Diabetes alone accounts for $1 of every $5 spent on health care in the nation. Though the adult-onset version arises from a number of factors, its link to obesity is proven. Sugary drinks are America's top source of added calories.
So health organizations have worked to get the word out and made some progress. California schools no longer sell soft drinks, and soda consumption, on average, is way down nationally.
But not everyone is getting the message. Sixty-five percent of California teenagers down one or more sugary drinks daily, for instance, and the state's biggest consumers of these beverages are Latinos and African Americans.
Perhaps consequently, Type 2 diabetes is now epidemic in black and Latino communities, and nearly 1 in 4 teenagers nationally is on the verge of the disease or already has it. Disturbingly, according to a recent report in the journal Pediatrics, that rate appears to have more than doubled during the past decade.
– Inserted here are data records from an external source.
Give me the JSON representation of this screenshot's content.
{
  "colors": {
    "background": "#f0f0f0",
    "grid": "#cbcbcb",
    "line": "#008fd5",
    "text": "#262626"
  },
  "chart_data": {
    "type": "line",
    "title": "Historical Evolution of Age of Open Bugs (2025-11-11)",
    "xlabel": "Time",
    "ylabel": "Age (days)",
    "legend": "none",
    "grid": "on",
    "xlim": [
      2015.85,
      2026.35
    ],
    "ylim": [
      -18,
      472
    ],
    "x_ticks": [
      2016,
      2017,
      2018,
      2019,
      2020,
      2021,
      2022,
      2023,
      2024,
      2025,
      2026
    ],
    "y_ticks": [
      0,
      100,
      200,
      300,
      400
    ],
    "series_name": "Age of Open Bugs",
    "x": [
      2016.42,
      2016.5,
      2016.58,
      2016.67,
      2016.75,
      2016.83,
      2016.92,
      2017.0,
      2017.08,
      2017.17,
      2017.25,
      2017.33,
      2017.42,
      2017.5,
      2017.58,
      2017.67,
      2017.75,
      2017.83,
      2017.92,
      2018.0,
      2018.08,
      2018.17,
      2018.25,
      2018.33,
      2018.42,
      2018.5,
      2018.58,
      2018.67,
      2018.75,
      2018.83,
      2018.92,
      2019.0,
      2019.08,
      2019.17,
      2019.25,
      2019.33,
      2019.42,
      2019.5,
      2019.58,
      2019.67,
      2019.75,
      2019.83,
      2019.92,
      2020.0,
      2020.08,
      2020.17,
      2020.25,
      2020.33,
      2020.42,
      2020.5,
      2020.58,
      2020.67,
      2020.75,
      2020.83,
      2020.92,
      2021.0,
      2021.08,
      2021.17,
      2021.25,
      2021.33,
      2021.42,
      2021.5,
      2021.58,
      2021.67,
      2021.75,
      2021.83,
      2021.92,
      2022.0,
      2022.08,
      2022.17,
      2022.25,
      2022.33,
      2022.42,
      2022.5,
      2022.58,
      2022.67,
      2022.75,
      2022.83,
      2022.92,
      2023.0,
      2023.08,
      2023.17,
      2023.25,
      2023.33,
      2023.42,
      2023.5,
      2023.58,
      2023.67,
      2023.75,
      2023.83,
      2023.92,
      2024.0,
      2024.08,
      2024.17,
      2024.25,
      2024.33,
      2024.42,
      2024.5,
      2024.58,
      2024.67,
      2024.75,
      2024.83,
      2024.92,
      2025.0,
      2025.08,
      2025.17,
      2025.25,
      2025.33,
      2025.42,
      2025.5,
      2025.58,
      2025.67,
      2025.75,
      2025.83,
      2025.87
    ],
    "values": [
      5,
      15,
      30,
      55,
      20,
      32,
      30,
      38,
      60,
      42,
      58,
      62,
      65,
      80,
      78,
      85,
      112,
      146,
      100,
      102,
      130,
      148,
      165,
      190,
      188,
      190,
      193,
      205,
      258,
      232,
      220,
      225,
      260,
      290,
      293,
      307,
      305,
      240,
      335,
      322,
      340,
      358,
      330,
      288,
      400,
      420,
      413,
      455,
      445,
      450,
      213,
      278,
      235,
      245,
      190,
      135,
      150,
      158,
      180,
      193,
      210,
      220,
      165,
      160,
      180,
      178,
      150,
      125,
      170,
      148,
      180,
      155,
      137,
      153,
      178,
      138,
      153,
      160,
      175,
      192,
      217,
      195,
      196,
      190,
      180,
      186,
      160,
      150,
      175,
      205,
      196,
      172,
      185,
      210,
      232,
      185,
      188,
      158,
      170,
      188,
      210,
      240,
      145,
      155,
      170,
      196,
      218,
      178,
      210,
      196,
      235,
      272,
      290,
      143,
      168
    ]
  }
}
The beverage industry says it shouldn't be singled out for diseases that stem from many factors, and that requiring custom labels for just one state is expensive and possibly illegal. Plus, the U.S. Food and Drug Administration already is overhauling nutrition labels. Isn't that enough?
What teenager studies the fine print on the back of a Coke can? And warning labels on sugary drinks have been pending for years before the FDA.
A science-based, front-of-the-can warning is a reasonable, at-a-glance step that would inform more kids and parents.